I’d have to move to Antarctica. Build myself an ice cave and learn to speak penguin because I could never show my face in Hazelburg, D.C., or any city where I could run into Alex Volkov again.
His chuckle blossomed into a full-blown laugh. The effect of his real smile was so devastating, even amid my mortification, that all I could do was stare at the way his face lit up and the sparkle that transformed his eyes from beautiful to downright breathtaking.
Holy crap. Perhaps I should be grateful he never smiled, because if that was what he looked like while doing it…womankind didn’t stand a chance.
“I’m talking about your bleeding heart,” he drawled. “What did you think I was talking about?”
“I—you—” Forget Antarctica. I had to move to Mars.
Alex’s laughter subsided, but the twinkle in his eyes remained. “What’s the next movie?”
“Excuse me?”
He angled his chin toward the DVD on the table. “You brought two movies. What’s the second one?”
The sudden subject change gave me whiplash, but I wasn’t complaining. I didn’t want to speak about my dripping anything with Alex.
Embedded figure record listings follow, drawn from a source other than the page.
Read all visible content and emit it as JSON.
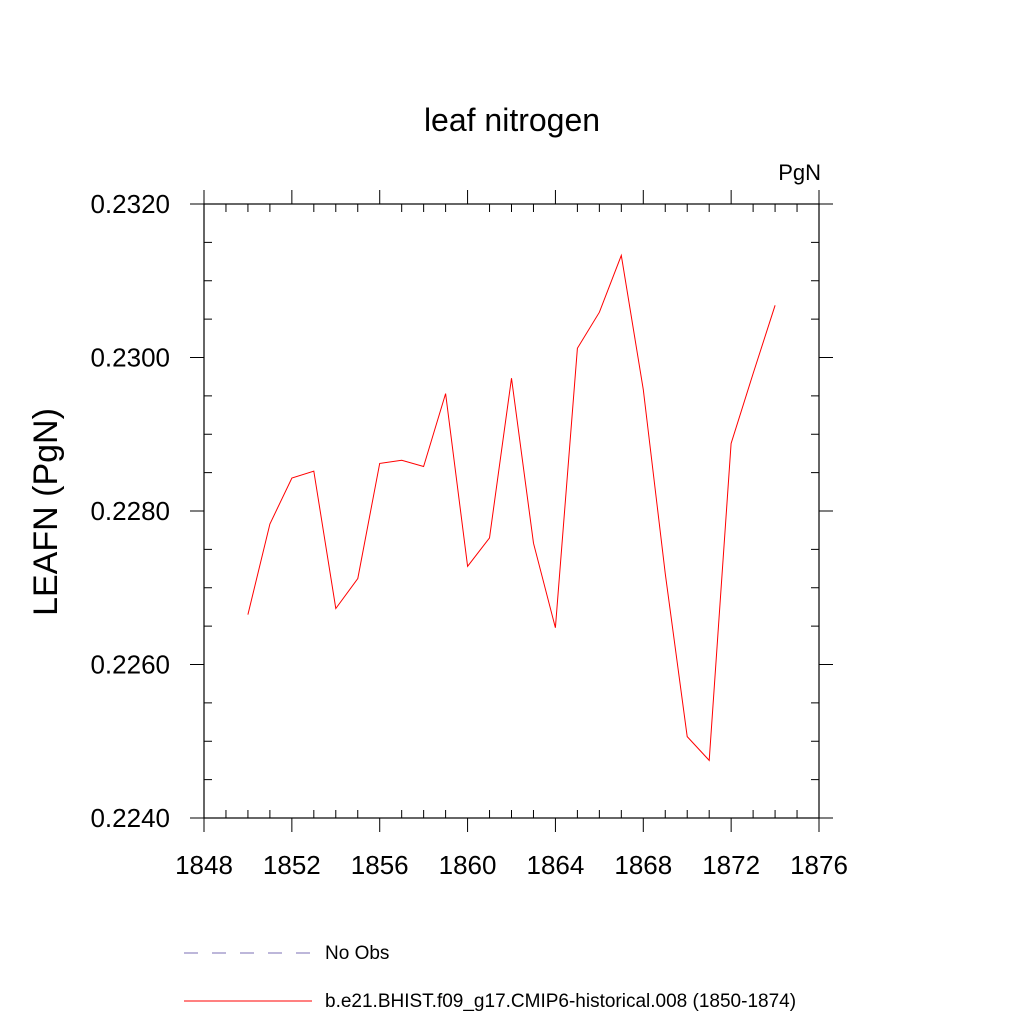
{
  "chart_data": {
    "type": "line",
    "title": "leaf nitrogen",
    "units": "PgN",
    "ylabel": "LEAFN  (PgN)",
    "xlim": [
      1848,
      1876
    ],
    "ylim": [
      0.224,
      0.232
    ],
    "xticks": [
      1848,
      1852,
      1856,
      1860,
      1864,
      1868,
      1872,
      1876
    ],
    "yticks": [
      "0.2240",
      "0.2260",
      "0.2280",
      "0.2300",
      "0.2320"
    ],
    "grid": false,
    "legend_position": "bottom",
    "series": [
      {
        "name": "b.e21.BHIST.f09_g17.CMIP6-historical.008 (1850-1874)",
        "color": "#ff0000",
        "style": "solid",
        "x": [
          1850,
          1851,
          1852,
          1853,
          1854,
          1855,
          1856,
          1857,
          1858,
          1859,
          1860,
          1861,
          1862,
          1863,
          1864,
          1865,
          1866,
          1867,
          1868,
          1869,
          1870,
          1871,
          1872,
          1873,
          1874
        ],
        "y": [
          0.22665,
          0.22783,
          0.22843,
          0.22852,
          0.22673,
          0.22712,
          0.22862,
          0.22866,
          0.22858,
          0.22953,
          0.22728,
          0.22765,
          0.22973,
          0.22758,
          0.22648,
          0.23012,
          0.23059,
          0.23133,
          0.22958,
          0.22718,
          0.22506,
          0.22475,
          0.22888,
          0.22979,
          0.23068
        ]
      }
    ],
    "legend": [
      {
        "label": "No Obs",
        "color": "#7b6fb5",
        "style": "dashed"
      },
      {
        "label": "b.e21.BHIST.f09_g17.CMIP6-historical.008 (1850-1874)",
        "color": "#ff0000",
        "style": "solid"
      }
    ]
  }
}
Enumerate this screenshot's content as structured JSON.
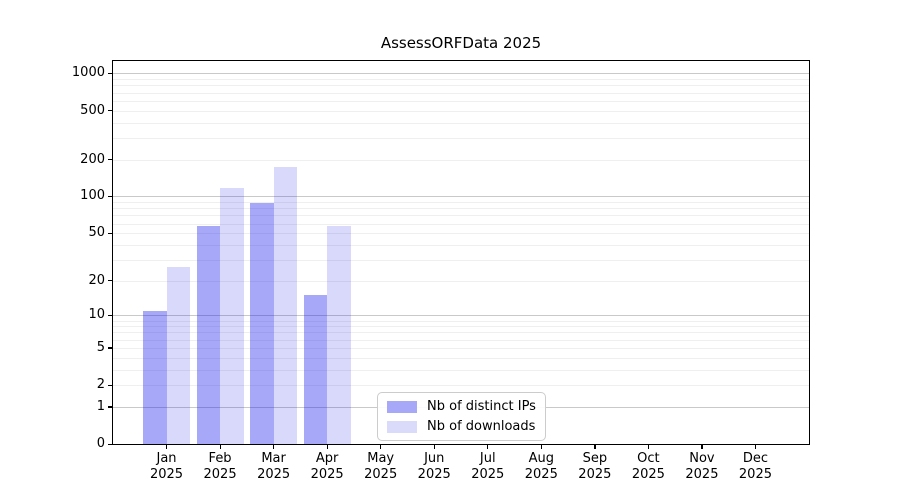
{
  "title": "AssessORFData 2025",
  "chart_data": {
    "type": "bar",
    "title": "AssessORFData 2025",
    "categories": [
      "Jan 2025",
      "Feb 2025",
      "Mar 2025",
      "Apr 2025",
      "May 2025",
      "Jun 2025",
      "Jul 2025",
      "Aug 2025",
      "Sep 2025",
      "Oct 2025",
      "Nov 2025",
      "Dec 2025"
    ],
    "series": [
      {
        "name": "Nb of distinct IPs",
        "values": [
          11,
          57,
          89,
          15,
          0,
          0,
          0,
          0,
          0,
          0,
          0,
          0
        ],
        "fill": "rgba(20,20,235,0.37)",
        "swatch": "#a8a8f8"
      },
      {
        "name": "Nb of downloads",
        "values": [
          26,
          118,
          175,
          57,
          0,
          0,
          0,
          0,
          0,
          0,
          0,
          0
        ],
        "fill": "rgba(20,20,235,0.16)",
        "swatch": "#dadafb"
      }
    ],
    "xlabel": "",
    "ylabel": "",
    "yscale": "log10(value+1)",
    "yticks": [
      0,
      1,
      2,
      5,
      10,
      20,
      50,
      100,
      200,
      500,
      1000
    ],
    "ylim": [
      0,
      1260
    ],
    "grid": {
      "major_values": [
        1,
        10,
        100,
        1000
      ],
      "minor_values": [
        2,
        3,
        4,
        5,
        6,
        7,
        8,
        9,
        20,
        30,
        40,
        50,
        60,
        70,
        80,
        90,
        200,
        300,
        400,
        500,
        600,
        700,
        800,
        900
      ],
      "major_color": "#c9c9c9",
      "minor_color": "#efefef"
    },
    "legend_position": "lower center"
  },
  "colors": {
    "bar_distinct_ips": "#a8a8f8",
    "bar_downloads": "#dadafb",
    "axis": "#000000",
    "grid_major": "#c9c9c9",
    "grid_minor": "#efefef"
  }
}
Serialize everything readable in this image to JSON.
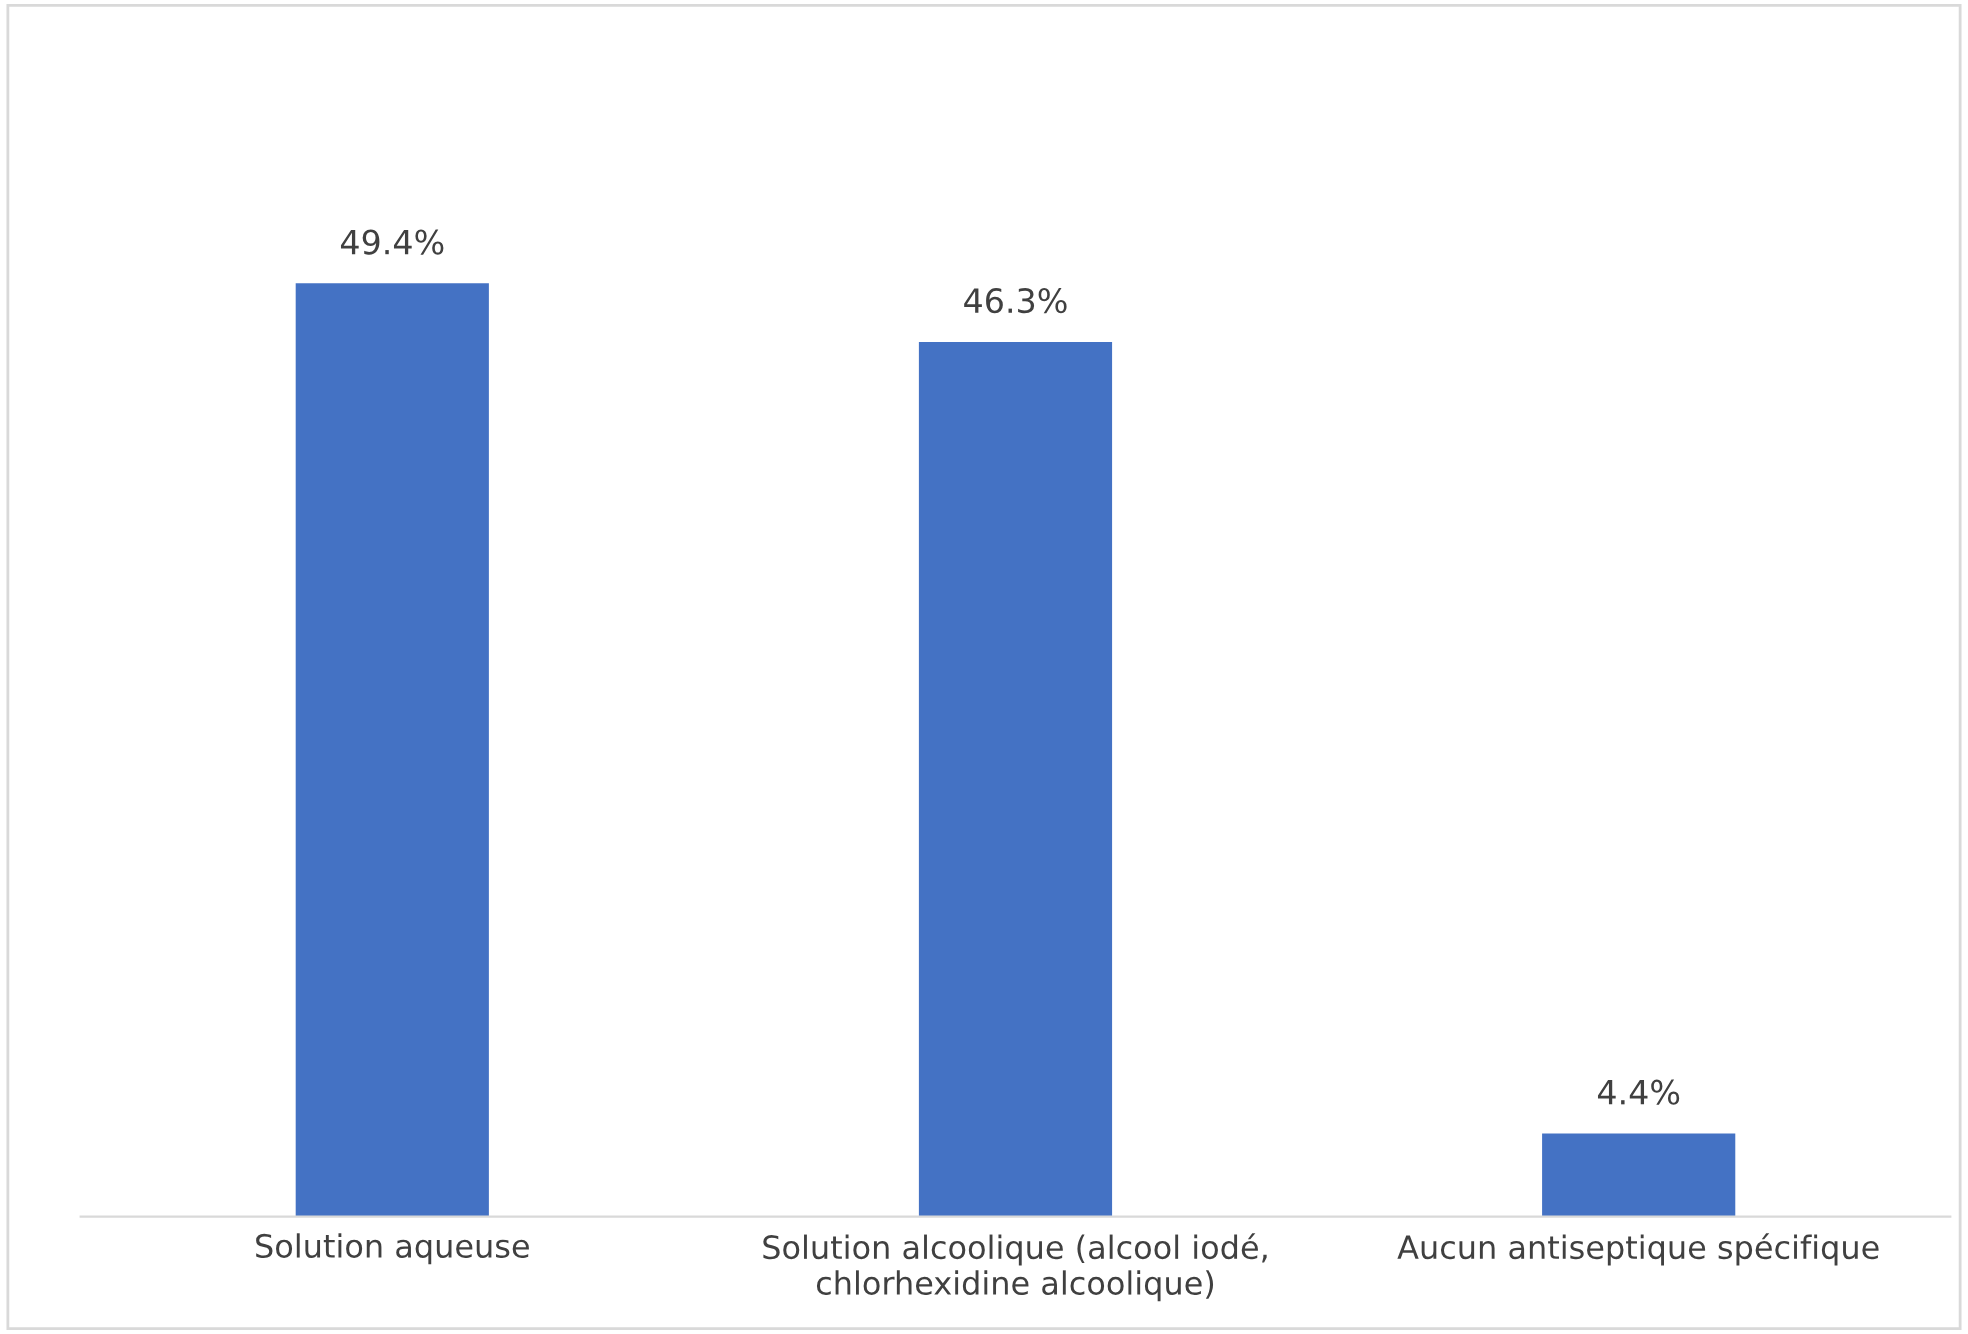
{
  "chart_data": {
    "type": "bar",
    "categories": [
      "Solution aqueuse",
      "Solution alcoolique (alcool iodé, chlorhexidine alcoolique)",
      "Aucun antiseptique spécifique"
    ],
    "values": [
      49.4,
      46.3,
      4.4
    ],
    "value_labels": [
      "49.4%",
      "46.3%",
      "4.4%"
    ],
    "color": "#4472c4",
    "grid": false,
    "legend": false
  }
}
Ever.
My thighs clenched, and I gritted out, “Marley & Me.”
“Put it in.”
Put it—oh, the DVD.
I needed to get my mind out of the gutter.
While the opening credits played, I sat as far away from Alex as possible and “casually” placed two throw pillows between us for good measure. He didn’t say anything, but I saw his smirk out of the corner of my eye.
I was so focused on not looking at him I barely paid attention to the movie, but an hour later, when my eyes drooped and sleep beckoned, I was still thinking about his smile.